À la suite des symposiums tenus en 2013 (SILE/ISLE Lisboa 2013, Portugal) et en 2014 (Workshop SILE/ISLE Praha 2014, République Tchèque), le SILE/ISEL Canada 2015 a privilégié les quatre axes thématiques suivants qui ont été abordés au cours de cet événement scientifique: 1) l’éveil à l’écrit en maternelle: apprentissages et influence des dispositifs; 2) la lecture et l’écriture en classe à l’école primaire: les apprenants et les pratiques d’enseignement; 3) les élèves en difficulté ou vivant des troubles d’apprentissage en lecture ou en écriture et les aides pour leur progression; 4) l’apport des technologies pour soutenir les élèves en lecture et en écriture.

L’édition de 2015 a permis de rassembler près de 100 chercheurs et étudiants-chercheurs (Ph. D.) de dix pays (Canada, Chili, France, Angleterre, Belgique, Suisse, Portugal, Espagne, Brésil, République Tchèque).
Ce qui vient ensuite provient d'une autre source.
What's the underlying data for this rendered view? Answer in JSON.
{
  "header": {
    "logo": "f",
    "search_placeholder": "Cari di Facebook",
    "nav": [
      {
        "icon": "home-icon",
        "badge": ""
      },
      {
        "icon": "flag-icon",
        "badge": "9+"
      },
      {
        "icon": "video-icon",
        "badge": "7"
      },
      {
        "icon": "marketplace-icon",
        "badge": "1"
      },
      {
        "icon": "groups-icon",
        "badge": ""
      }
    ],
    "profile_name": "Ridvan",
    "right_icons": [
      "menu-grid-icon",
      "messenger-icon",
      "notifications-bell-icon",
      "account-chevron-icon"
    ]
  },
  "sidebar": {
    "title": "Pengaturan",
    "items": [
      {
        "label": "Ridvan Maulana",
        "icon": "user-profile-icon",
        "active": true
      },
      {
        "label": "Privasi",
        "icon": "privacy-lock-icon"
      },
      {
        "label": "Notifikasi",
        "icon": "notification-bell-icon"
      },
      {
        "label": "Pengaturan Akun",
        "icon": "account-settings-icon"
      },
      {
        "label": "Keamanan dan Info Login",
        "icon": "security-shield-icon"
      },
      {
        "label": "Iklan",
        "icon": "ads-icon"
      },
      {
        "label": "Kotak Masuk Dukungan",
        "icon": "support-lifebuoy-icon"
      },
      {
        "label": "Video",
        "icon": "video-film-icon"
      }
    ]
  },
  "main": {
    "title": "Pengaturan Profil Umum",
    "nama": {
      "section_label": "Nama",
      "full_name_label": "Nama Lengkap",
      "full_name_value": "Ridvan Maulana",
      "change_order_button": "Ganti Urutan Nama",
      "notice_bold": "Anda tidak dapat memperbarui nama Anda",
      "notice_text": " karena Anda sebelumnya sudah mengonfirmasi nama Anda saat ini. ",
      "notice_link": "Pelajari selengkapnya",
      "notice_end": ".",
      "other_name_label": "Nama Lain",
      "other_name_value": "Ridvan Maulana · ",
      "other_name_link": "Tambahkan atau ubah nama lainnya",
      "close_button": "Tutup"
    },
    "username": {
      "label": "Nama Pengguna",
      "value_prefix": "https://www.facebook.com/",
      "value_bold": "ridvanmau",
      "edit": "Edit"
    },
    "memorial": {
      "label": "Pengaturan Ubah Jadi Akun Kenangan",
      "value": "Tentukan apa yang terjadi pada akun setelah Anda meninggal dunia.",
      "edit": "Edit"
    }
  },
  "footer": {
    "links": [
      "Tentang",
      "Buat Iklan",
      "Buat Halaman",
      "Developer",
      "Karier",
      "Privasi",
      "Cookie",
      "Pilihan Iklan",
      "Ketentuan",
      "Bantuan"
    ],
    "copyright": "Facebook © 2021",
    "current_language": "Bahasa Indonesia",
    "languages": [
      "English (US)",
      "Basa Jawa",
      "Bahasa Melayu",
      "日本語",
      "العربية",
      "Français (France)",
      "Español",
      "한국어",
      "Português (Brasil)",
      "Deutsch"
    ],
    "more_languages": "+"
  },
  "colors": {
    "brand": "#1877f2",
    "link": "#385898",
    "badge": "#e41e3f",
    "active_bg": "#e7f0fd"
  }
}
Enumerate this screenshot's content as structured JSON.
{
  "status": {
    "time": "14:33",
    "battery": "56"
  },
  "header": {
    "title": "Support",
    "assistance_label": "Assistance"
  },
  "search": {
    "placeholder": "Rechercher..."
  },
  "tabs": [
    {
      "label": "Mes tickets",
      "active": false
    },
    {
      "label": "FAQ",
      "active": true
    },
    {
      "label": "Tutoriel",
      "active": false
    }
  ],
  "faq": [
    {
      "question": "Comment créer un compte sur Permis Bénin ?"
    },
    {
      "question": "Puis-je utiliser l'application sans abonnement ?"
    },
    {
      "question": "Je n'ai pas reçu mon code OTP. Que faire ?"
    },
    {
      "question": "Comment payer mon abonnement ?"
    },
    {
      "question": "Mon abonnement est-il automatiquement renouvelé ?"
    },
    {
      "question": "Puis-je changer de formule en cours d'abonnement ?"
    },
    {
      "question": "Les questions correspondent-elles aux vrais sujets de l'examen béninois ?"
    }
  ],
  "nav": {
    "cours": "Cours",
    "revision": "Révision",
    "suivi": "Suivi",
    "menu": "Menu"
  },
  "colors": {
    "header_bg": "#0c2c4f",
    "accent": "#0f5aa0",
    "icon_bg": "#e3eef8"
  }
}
Les échanges entre experts du domaine de l’apprentissage et de l’enseignement de la lecture et de l’écriture à l’école ont été guidés par la nécessité de prendre en compte la réalité scolaire (modalités d’enseignement, support technologique) et la diversité des apprenants (souvent caractérisés par des difficultés ou des troubles d’apprentissage) comme en a témoigné la présence de 15 représentants des partenaires du milieu de l’éducation (cadres et conseillers pédagogiques). C’est ainsi que cet événement a atteint son objectif principal: susciter des échanges porteurs dressant de nouvelles perspectives de recherche, sur la litéracie à l’école, dans un cadre pluridisciplinaire (Alamargot, 2013).

La litéracie à l’école: un concept en évolution?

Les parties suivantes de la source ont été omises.